THE SISTERS--Myron Brinig--Farrar & Rinehart ($2.50).

In 1904 there were iron deer on U. S. lawns, lending the last touch of grandeur to the fancy wooden scrollwork of the mansions behind them. Every home that could afford one had a "den," with leather armchair, pennants on the wall, an ashtray shaped like a skull. Lucky theatre-goers saw Ben Hur, with real horses racing madly on a treadmill track. Cars were called "au-to-mo-biles," 25 miles an hour was a devilish pace, a puncture a major accident. Against such a 1904 backdrop, Author Brinig this week published a lengthy (570-page) tale that covered the U. S. from San Francisco to Manhattan, from Main Street in Montana to high life in Saratoga. Readers who flinch at phantoms need have no fear. Author Brinig is content with summoning his ghosts, asks them no embarrassing questions. A chronicle with no discernible moral, message or meaning--except that 1904 has gone forever--The Sisters is a good but not Great American Novel.

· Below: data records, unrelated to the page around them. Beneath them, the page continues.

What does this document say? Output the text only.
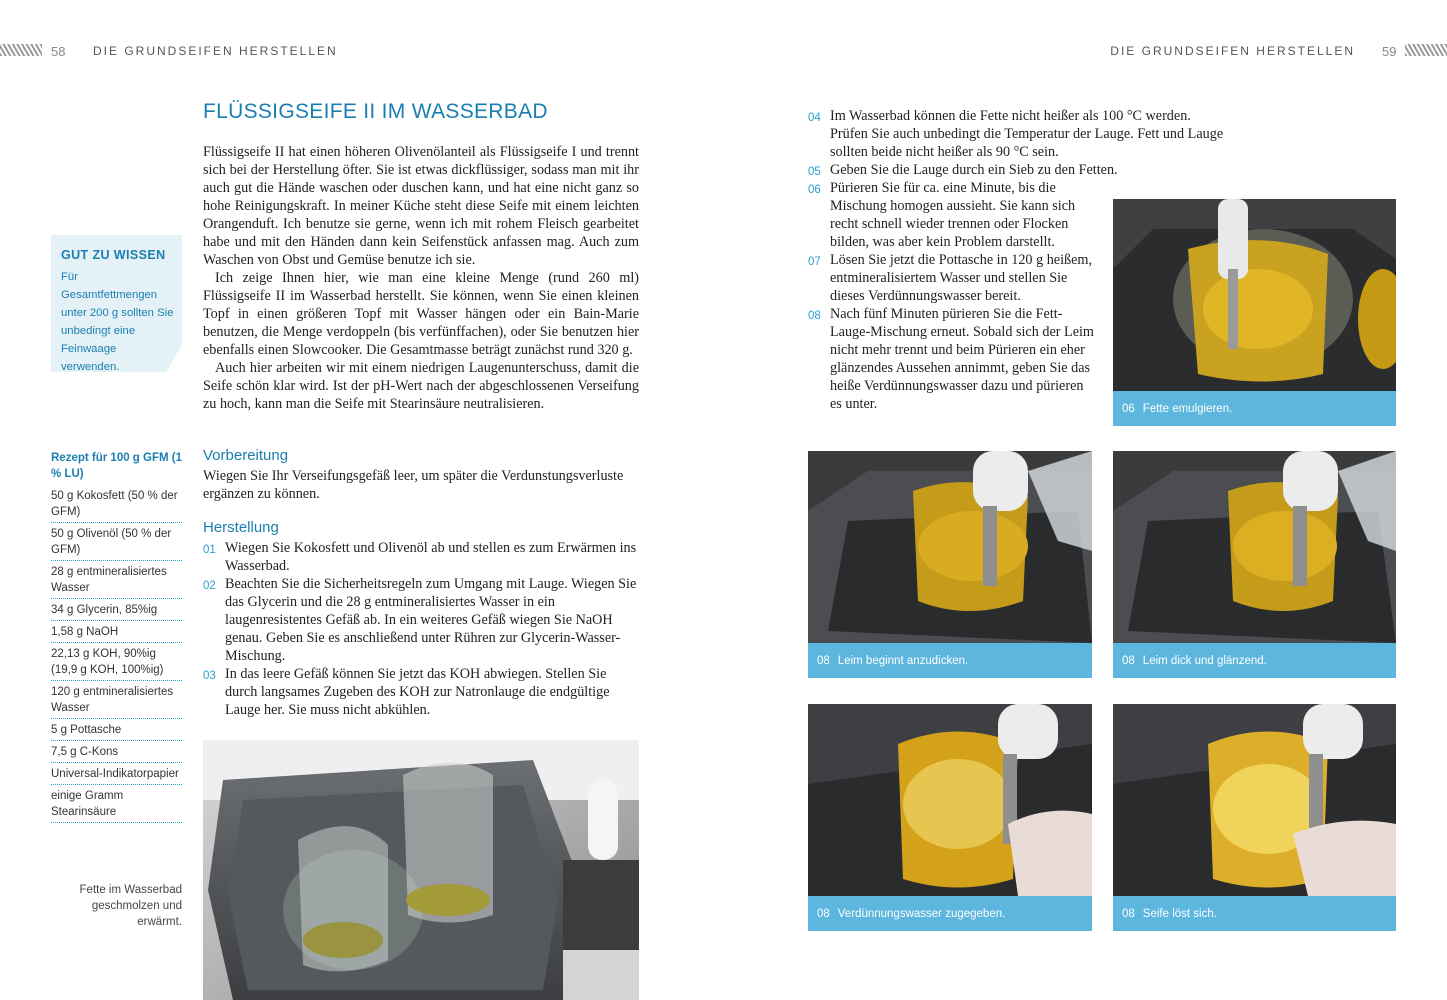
58 DIE GRUNDSEIFEN HERSTELLEN	DIE GRUNDSEIFEN HERSTELLEN 59
FLÜSSIGSEIFE II IM WASSERBAD

Flüssigseife II hat einen höheren Olivenölanteil als Flüssigseife I und trennt sich bei der Herstellung öfter. Sie ist etwas dickflüssiger, sodass man mit ihr auch gut die Hände waschen oder duschen kann, und hat eine nicht ganz so hohe Reinigungskraft. In meiner Küche steht diese Seife mit einem leichten Orangenduft. Ich benutze sie gerne, wenn ich mit rohem Fleisch gearbeitet habe und mit den Händen dann kein Seifenstück anfassen mag. Auch zum Waschen von Obst und Gemüse benutze ich sie.

Ich zeige Ihnen hier, wie man eine kleine Menge (rund 260 ml) Flüssigseife II im Wasserbad herstellt. Sie können, wenn Sie einen kleinen Topf in einen größeren Topf mit Wasser hängen oder ein Bain-Marie benutzen, die Menge verdoppeln (bis verfünffachen), oder Sie benutzen hier ebenfalls einen Slowcooker. Die Gesamtmasse beträgt zunächst rund 320 g.

Auch hier arbeiten wir mit einem niedrigen Laugenunterschuss, damit die Seife schön klar wird. Ist der pH-Wert nach der abgeschlossenen Verseifung zu hoch, kann man die Seife mit Stearinsäure neutralisieren.

Vorbereitung
Wiegen Sie Ihr Verseifungsgefäß leer, um später die Verdunstungsverluste ergänzen zu können.
Herstellung
01 Wiegen Sie Kokosfett und Olivenöl ab und stellen es zum Erwärmen ins Wasserbad.
02 Beachten Sie die Sicherheitsregeln zum Umgang mit Lauge. Wiegen Sie das Glycerin und die 28 g entmineralisiertes Wasser in ein laugenresistentes Gefäß ab. In ein weiteres Gefäß wiegen Sie NaOH genau. Geben Sie es anschließend unter Rühren zur Glycerin-Wasser-Mischung.
03 In das leere Gefäß können Sie jetzt das KOH abwiegen. Stellen Sie durch langsames Zugeben des KOH zur Natronlauge die endgültige Lauge her. Sie muss nicht abkühlen.
04 Im Wasserbad können die Fette nicht heißer als 100 °C werden. Prüfen Sie auch unbedingt die Temperatur der Lauge. Fett und Lauge sollten beide nicht heißer als 90 °C sein.
05 Geben Sie die Lauge durch ein Sieb zu den Fetten.
06 Pürieren Sie für ca. eine Minute, bis die Mischung homogen aussieht. Sie kann sich recht schnell wieder trennen oder Flocken bilden, was aber kein Problem darstellt.
07 Lösen Sie jetzt die Pottasche in 120 g heißem, entmineralisiertem Wasser und stellen Sie dieses Verdünnungswasser bereit.
08 Nach fünf Minuten pürieren Sie die Fett-Lauge-Mischung erneut. Sobald sich der Leim nicht mehr trennt und beim Pürieren ein eher glänzendes Aussehen annimmt, geben Sie das heiße Verdünnungswasser dazu und pürieren es unter.
GUT ZU WISSEN
Für Gesamtfettmengen unter 200 g sollten Sie unbedingt eine Feinwaage verwenden.
Rezept für 100 g GFM (1 % LU)
50 g Kokosfett (50 % der GFM)
50 g Olivenöl (50 % der GFM)
28 g entmineralisiertes Wasser
34 g Glycerin, 85%ig
1,58 g NaOH
22,13 g KOH, 90%ig (19,9 g KOH, 100%ig)
120 g entmineralisiertes Wasser
5 g Pottasche
7,5 g C-Kons
Universal-Indikatorpapier
einige Gramm Stearinsäure
Fette im Wasserbad geschmolzen und erwärmt.
06 Fette emulgieren.
08 Leim beginnt anzudicken.	08 Leim dick und glänzend.
08 Verdünnungswasser zugegeben.	08 Seife löst sich.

Of the three daughters of a druggist in Silver Bow, Mont., Louise was most beautiful, Grace most domestic, Helen most electric. Louise was one of nature's noblewomen and great things were expected of her, so when she eloped with a hard-drinking sports writer, Silver Bow was shocked. After many an up & down, Louise's husband left her, shipped as a sailor the night before the San Francisco earthquake. The shock and the quake combined gave Louise brain fever. A friendly floozy took her in, and she recuperated in a bawdy house. Then she married a rich Jew, and settled down to be the gracious lady nature had intended her to be. Grace, left at home in Silver Bow, caught Louise's old beau on the rebound, married him and became the most respectable matron in town. She had her domestic troubles, too, but she managed her husband like the small boy he was, soon had him where she wanted him.

Helen, the problem child, was boy-crazy from the start, but not so crazy that she miscalculated her own value. Her first marriage, to a fat old copper tycoon, got her out of Silver Bow to the happy hunting grounds of the East. There she had a series of affairs, a series of marriages, at book's end was still going strong as a problem child in her fifties.